Search code examples
c#.netcastingtype-conversionunboxing

Why are casting and conversion operations are syntactically indistinguishable?


Stack Overflow has several questions about casting boxed values: 1, 2.

The solution requires first to unbox the value and only after that cast it to another type. Nevertheless, boxed value "knows" its own type, and I see no reason why conversion operator could not be called.

Moreover, the same issue is valid for reference types:

void Main()
{
    object obj = new A();
    B b = (B)obj;   
}


public class A 
{
}

public class B {}

This code throws InvalidCastException. So it's not the matter of value vs reference type; it's how compiler behaves.

For the upper code it emits castclass B, and for the code

void Main()
{
    A obj = new A();
    B b = (B)obj;   
}

public class A 
{
    public static explicit operator B(A obj)
    {
        return new B();
    }
}

public class B
{
}

it emits call A.op_Explicit.

Aha! Here compiler sees that A has an operator and calls it. But what then happens if B inherits from A? Not so fast, compiler is quite clever...it just says:

A.explicit operator B(A)': user-defined conversions to or from a derived class are not allowed

Ha! No ambiguity!

but why on Earth did they allow two rather different operations to look the same?! What was the reason?


Solution

  • Your observation is, as far as I can tell, the observation that I made here:

    http://ericlippert.com/2009/03/03/representation-and-identity/

    There are two basic usages of the cast operator in C#:

    (1) My code has an expression of type B, but I happen to have more information than the compiler does. I claim to know for certain that at runtime, this object of type B will actually always be of derived type D. I will inform the compiler of this claim by inserting a cast to D on the expression. Since the compiler probably cannot verify my claim, the compiler might ensure its veracity by inserting a run-time check at the point where I make the claim. If my claim turns out to be inaccurate, the CLR will throw an exception.

    (2) I have an expression of some type T which I know for certain is not of type U. However, I have a well-known way of associating some or all values of T with an “equivalent” value of U. I will instruct the compiler to generate code that implements this operation by inserting a cast to U. (And if at runtime there turns out to be no equivalent value of U for the particular T I’ve got, again we throw an exception.)

    The attentive reader will have noticed that these are opposites. A neat trick, to have an operator which means two contradictory things, don’t you think?

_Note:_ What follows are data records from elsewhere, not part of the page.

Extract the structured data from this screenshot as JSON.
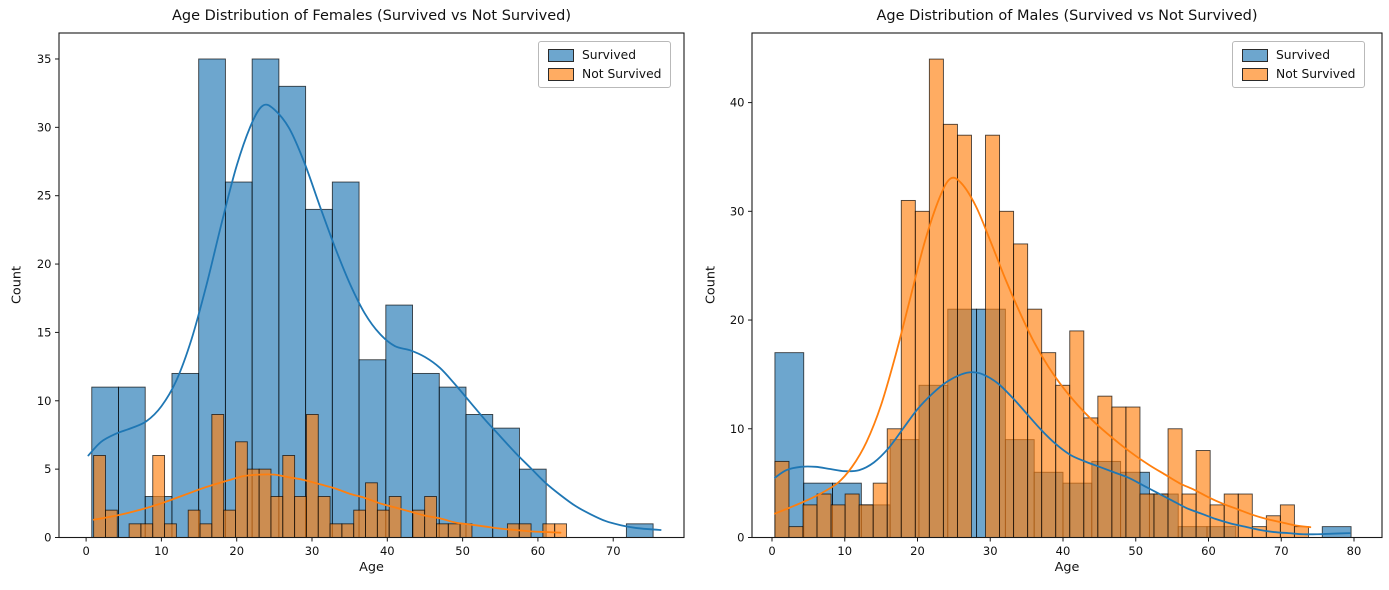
{
  "figure": {
    "background": "#ffffff"
  },
  "colors": {
    "survived": "#1f77b4",
    "not_survived": "#ff7f0e",
    "fill_alpha": 0.65,
    "bar_edge": "#000000",
    "axis_color": "#1a1a1a",
    "text_color": "#111111",
    "legend_border": "#b9b9b9"
  },
  "chart_data": [
    {
      "type": "histogram+kde",
      "title": "Age Distribution of Females (Survived vs Not Survived)",
      "xlabel": "Age",
      "ylabel": "Count",
      "legend_labels": [
        "Survived",
        "Not Survived"
      ],
      "legend_position": "upper right",
      "grid": false,
      "xticks": [
        0,
        10,
        20,
        30,
        40,
        50,
        60,
        70
      ],
      "yticks": [
        0,
        5,
        10,
        15,
        20,
        25,
        30,
        35
      ],
      "xlim": [
        -3.6,
        79.4
      ],
      "ylim": [
        0,
        36.9
      ],
      "series": [
        {
          "name": "Survived",
          "color_key": "survived",
          "bin_start": 0.75,
          "bin_width": 3.55,
          "counts": [
            11,
            11,
            3,
            12,
            35,
            26,
            35,
            33,
            24,
            26,
            13,
            17,
            12,
            11,
            9,
            8,
            5,
            0,
            0,
            0,
            1
          ]
        },
        {
          "name": "Not Survived",
          "color_key": "not_survived",
          "bin_start": 1.0,
          "bin_width": 1.57,
          "counts": [
            6,
            2,
            0,
            1,
            1,
            6,
            1,
            0,
            2,
            1,
            9,
            2,
            7,
            5,
            5,
            3,
            6,
            3,
            9,
            3,
            1,
            1,
            2,
            4,
            2,
            3,
            0,
            2,
            3,
            1,
            1,
            1,
            0,
            0,
            0,
            1,
            1,
            0,
            1,
            1
          ]
        }
      ],
      "kde": [
        {
          "name": "Survived",
          "color_key": "survived",
          "points": [
            [
              0.3,
              6.0
            ],
            [
              2,
              7.0
            ],
            [
              4,
              7.6
            ],
            [
              6,
              8.0
            ],
            [
              8,
              8.5
            ],
            [
              10,
              9.6
            ],
            [
              12,
              11.5
            ],
            [
              14,
              14.5
            ],
            [
              16,
              18.5
            ],
            [
              18,
              23.0
            ],
            [
              20,
              27.2
            ],
            [
              22,
              30.3
            ],
            [
              23.5,
              31.6
            ],
            [
              25,
              31.3
            ],
            [
              27,
              29.9
            ],
            [
              29,
              27.4
            ],
            [
              31,
              24.3
            ],
            [
              33,
              21.3
            ],
            [
              35,
              18.6
            ],
            [
              37,
              16.4
            ],
            [
              39,
              14.9
            ],
            [
              41,
              14.0
            ],
            [
              43,
              13.7
            ],
            [
              45,
              13.2
            ],
            [
              47,
              12.4
            ],
            [
              49,
              11.2
            ],
            [
              51,
              9.9
            ],
            [
              53,
              8.6
            ],
            [
              55,
              7.4
            ],
            [
              57,
              6.2
            ],
            [
              59,
              5.1
            ],
            [
              61,
              4.0
            ],
            [
              63,
              3.1
            ],
            [
              65,
              2.3
            ],
            [
              67,
              1.7
            ],
            [
              69,
              1.2
            ],
            [
              71,
              0.9
            ],
            [
              73,
              0.7
            ],
            [
              75,
              0.6
            ],
            [
              76.3,
              0.55
            ]
          ]
        },
        {
          "name": "Not Survived",
          "color_key": "not_survived",
          "points": [
            [
              1,
              1.3
            ],
            [
              4,
              1.6
            ],
            [
              7,
              2.0
            ],
            [
              10,
              2.5
            ],
            [
              13,
              3.1
            ],
            [
              16,
              3.7
            ],
            [
              19,
              4.2
            ],
            [
              21,
              4.5
            ],
            [
              23,
              4.6
            ],
            [
              25,
              4.6
            ],
            [
              27,
              4.4
            ],
            [
              29,
              4.2
            ],
            [
              31,
              3.9
            ],
            [
              33,
              3.6
            ],
            [
              35,
              3.2
            ],
            [
              37,
              2.9
            ],
            [
              39,
              2.5
            ],
            [
              41,
              2.2
            ],
            [
              43,
              1.9
            ],
            [
              45,
              1.6
            ],
            [
              47,
              1.4
            ],
            [
              49,
              1.1
            ],
            [
              51,
              0.95
            ],
            [
              53,
              0.8
            ],
            [
              55,
              0.65
            ],
            [
              57,
              0.55
            ],
            [
              59,
              0.45
            ],
            [
              61,
              0.4
            ],
            [
              63,
              0.35
            ]
          ]
        }
      ]
    },
    {
      "type": "histogram+kde",
      "title": "Age Distribution of Males (Survived vs Not Survived)",
      "xlabel": "Age",
      "ylabel": "Count",
      "legend_labels": [
        "Survived",
        "Not Survived"
      ],
      "legend_position": "upper right",
      "grid": false,
      "xticks": [
        0,
        10,
        20,
        30,
        40,
        50,
        60,
        70,
        80
      ],
      "yticks": [
        0,
        10,
        20,
        30,
        40
      ],
      "xlim": [
        -2.75,
        83.85
      ],
      "ylim": [
        0,
        46.4
      ],
      "series": [
        {
          "name": "Survived",
          "color_key": "survived",
          "bin_start": 0.4,
          "bin_width": 3.96,
          "counts": [
            17,
            5,
            5,
            3,
            9,
            14,
            21,
            21,
            9,
            6,
            5,
            7,
            6,
            4,
            1,
            1,
            0,
            0,
            0,
            1
          ]
        },
        {
          "name": "Not Survived",
          "color_key": "not_survived",
          "bin_start": 0.4,
          "bin_width": 1.93,
          "counts": [
            7,
            1,
            3,
            4,
            3,
            4,
            3,
            5,
            10,
            31,
            30,
            44,
            38,
            37,
            0,
            37,
            30,
            27,
            21,
            17,
            14,
            19,
            11,
            13,
            12,
            12,
            4,
            4,
            10,
            4,
            8,
            3,
            4,
            4,
            1,
            2,
            3,
            1
          ]
        }
      ],
      "kde": [
        {
          "name": "Survived",
          "color_key": "survived",
          "points": [
            [
              0.4,
              5.5
            ],
            [
              2,
              6.2
            ],
            [
              4,
              6.5
            ],
            [
              6,
              6.5
            ],
            [
              8,
              6.3
            ],
            [
              10,
              6.1
            ],
            [
              12,
              6.2
            ],
            [
              14,
              6.9
            ],
            [
              16,
              8.2
            ],
            [
              18,
              10.0
            ],
            [
              20,
              11.8
            ],
            [
              22,
              13.2
            ],
            [
              24,
              14.3
            ],
            [
              26,
              15.0
            ],
            [
              27.5,
              15.2
            ],
            [
              29,
              15.0
            ],
            [
              31,
              14.2
            ],
            [
              33,
              12.9
            ],
            [
              35,
              11.4
            ],
            [
              37,
              9.9
            ],
            [
              39,
              8.6
            ],
            [
              41,
              7.6
            ],
            [
              43,
              7.0
            ],
            [
              45,
              6.5
            ],
            [
              47,
              6.0
            ],
            [
              49,
              5.5
            ],
            [
              51,
              4.8
            ],
            [
              53,
              4.1
            ],
            [
              55,
              3.4
            ],
            [
              57,
              2.7
            ],
            [
              59,
              2.2
            ],
            [
              61,
              1.7
            ],
            [
              63,
              1.3
            ],
            [
              65,
              1.0
            ],
            [
              67,
              0.7
            ],
            [
              69,
              0.5
            ],
            [
              71,
              0.4
            ],
            [
              73,
              0.3
            ],
            [
              75,
              0.3
            ],
            [
              77,
              0.35
            ],
            [
              79.4,
              0.4
            ]
          ]
        },
        {
          "name": "Not Survived",
          "color_key": "not_survived",
          "points": [
            [
              0.4,
              2.2
            ],
            [
              3,
              2.9
            ],
            [
              6,
              3.8
            ],
            [
              9,
              5.0
            ],
            [
              11,
              6.5
            ],
            [
              13,
              8.8
            ],
            [
              15,
              12.2
            ],
            [
              17,
              16.8
            ],
            [
              19,
              22.0
            ],
            [
              21,
              27.2
            ],
            [
              23,
              31.2
            ],
            [
              24.5,
              33.0
            ],
            [
              26,
              32.6
            ],
            [
              28,
              30.5
            ],
            [
              30,
              27.3
            ],
            [
              32,
              23.9
            ],
            [
              34,
              20.8
            ],
            [
              36,
              18.0
            ],
            [
              38,
              15.7
            ],
            [
              40,
              13.8
            ],
            [
              42,
              12.2
            ],
            [
              44,
              10.8
            ],
            [
              46,
              9.6
            ],
            [
              48,
              8.5
            ],
            [
              50,
              7.5
            ],
            [
              52,
              6.6
            ],
            [
              54,
              5.8
            ],
            [
              56,
              5.0
            ],
            [
              58,
              4.4
            ],
            [
              60,
              3.7
            ],
            [
              62,
              3.1
            ],
            [
              64,
              2.6
            ],
            [
              66,
              2.1
            ],
            [
              68,
              1.7
            ],
            [
              70,
              1.4
            ],
            [
              72,
              1.1
            ],
            [
              74,
              0.95
            ]
          ]
        }
      ]
    }
  ]
}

    So apparently you are one of the "attentive readers" I called out who have noticed that we have one operation that logically means two rather different things. This is a good observation!

    Your question is "why is that the case?" This is not a good question! :-)

    As I have noted many times on this site, I cannot answer "why" questions satisfactorily. "Because that's what the specification says" is a correct answer but unsatisfactory. Really what the questioner is usually looking for is a summary of the language design process.

    When the C# language design team designs features the debates can go on for literally months, they can involve a dozen people discussing many different proposals each with their own pros and cons, that generate hundreds of pages of notes. Even if I had the relevant information from the late 1990s meetings about cast operations, which I don't, it seems hard to summarize it concisely in a manner that would be satisfactory to the original questioner.

    Moreover, in order to satisfactorily answer this question one would of course have to discuss the entire historical perspective. C# was designed to be immediately productive for existing C, C++ and Java programmers, and so it borrows many of the conventions of these languages, including its basic mechanisms for conversion operators. In order to properly answer the question we would have to discuss the history of the cast operator in C, C++ and Java as well. This seems like far too much information to expect in an answer on StackOverflow.

    Frankly, the most likely explanation is that this decision was not the result of long debate between the merits of different positions. Rather, it's likely the language design team considered how it is done in C, C++ and Java, made a reasonable compromise position that didn't look too terrible, and moved on to other more interesting business. A proper answer would therefore be almost entirely historical; why did Ritchie design the cast operator like he did for C? I don't know, and we can't ask him.

    My advice to you is that you stop asking "why?" questions about the history of programming language design and instead ask specific technical questions about specific code, questions that have a short answers.